Un "indegno colpo di mano" messo in atto dall'azienda è, per il segretario nazionale del Pdci-Federazione della sinistra, Oliviero Diliberto: "Fiat disdice gli accordi sindacali a partire dal 1 gennaio 2012? Sarebbe un indegno colpo di mano. Un paese civile non lo può permettere - ha detto - . La situazione rischia di toccare livelli mai raggiunti prima d'ora. Questi atti confermano che il modello Marchionne punta a creare terra bruciata attorno ai diritti dei lavoratori, che con questa decisione andranno a farsi benedire per sempre. Chiediamo al governo di farsi sentire, pena - conclude l'ex ministro - un ulteriore e grave scivolamento verso la barbarie: va bloccato questo ritorno al Medioevo".

La data del primo gennaio 2012 corrisponde anche a quella dell'uscita ufficiale del gruppo Fiat dalla Confindustria.

Le reazioni del mondo politico. ''Con la disdetta di tutti gli accordi sindacali la Fiat chiude il cerchio, annunciando di fatto l'abbandono del nostro Paese, individuando nei lavoratori il capro espiatorio. Sui dipendenti è stata scaricata l'incapacità di fabbricare automobili innovative, ad alto valore aggiunto e di venderle sul mercato''. È quanto si legge in una nota congiunta il presidente dell'Italia dei Valori, Antonio Di Pietro, e il responsabile lavoro e welfare del partito, Maurizio Zipponi.
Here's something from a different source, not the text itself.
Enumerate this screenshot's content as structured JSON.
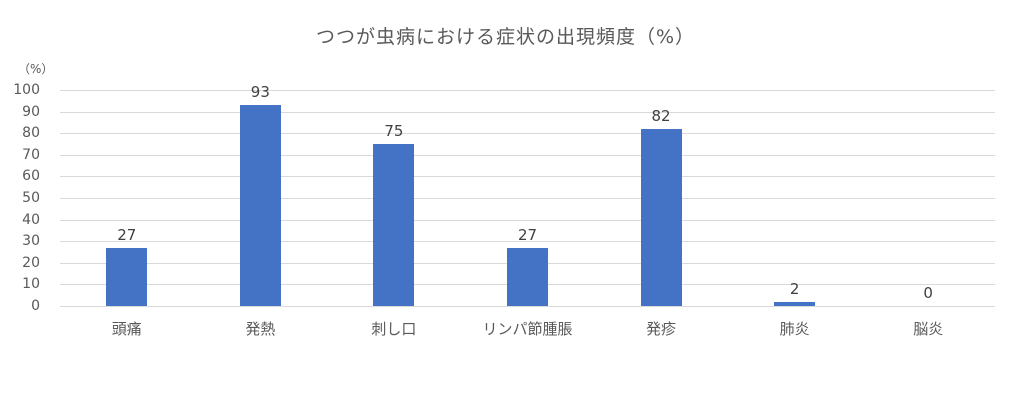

Fiom indice sciopero in Sevel. "La disdetta degli accordi sindacali da parte della Fiat è la conferma della volontà dell'azienda di procedere alla 'pomiglianizzazione' gli stabilimenti auto, compreso quello della Sevel", ha annunciato il segretario provinciale della Fiom Chieti, Marco Di Rocco, che ha convocato lo sciopero di 8 ore nel turno di straordinario di sabato 26 novembre contro la "decisione della Fiat di disdire gli accordi sindacali a partire dal primo gennaio 2012". "Purtroppo si sta verificando quello che denunciavamo da tempo, all'uscita da Confindustria corrisponde la 'pomiglianizzazione' di tutti gli stabilimenti Fiat d'Italia - sottolinea Di Rocco - i primi di dicembre l'azienda convocherà una riunione a Roma per chiedere ai sindacati di sottoscrivere accordi come quello in vigore nello stabilimento di Pomigliano. Abbiamo avvisato gli operai e alla Sevel è già stato indetto lo sciopero di 8 ore per sabato 26 novembre. Faremo le nostre proposte a Fiat, ma quello che chiediamo con forza è che l'uscita dal contratto nazionale non peggiori le condizioni di vita degli operai".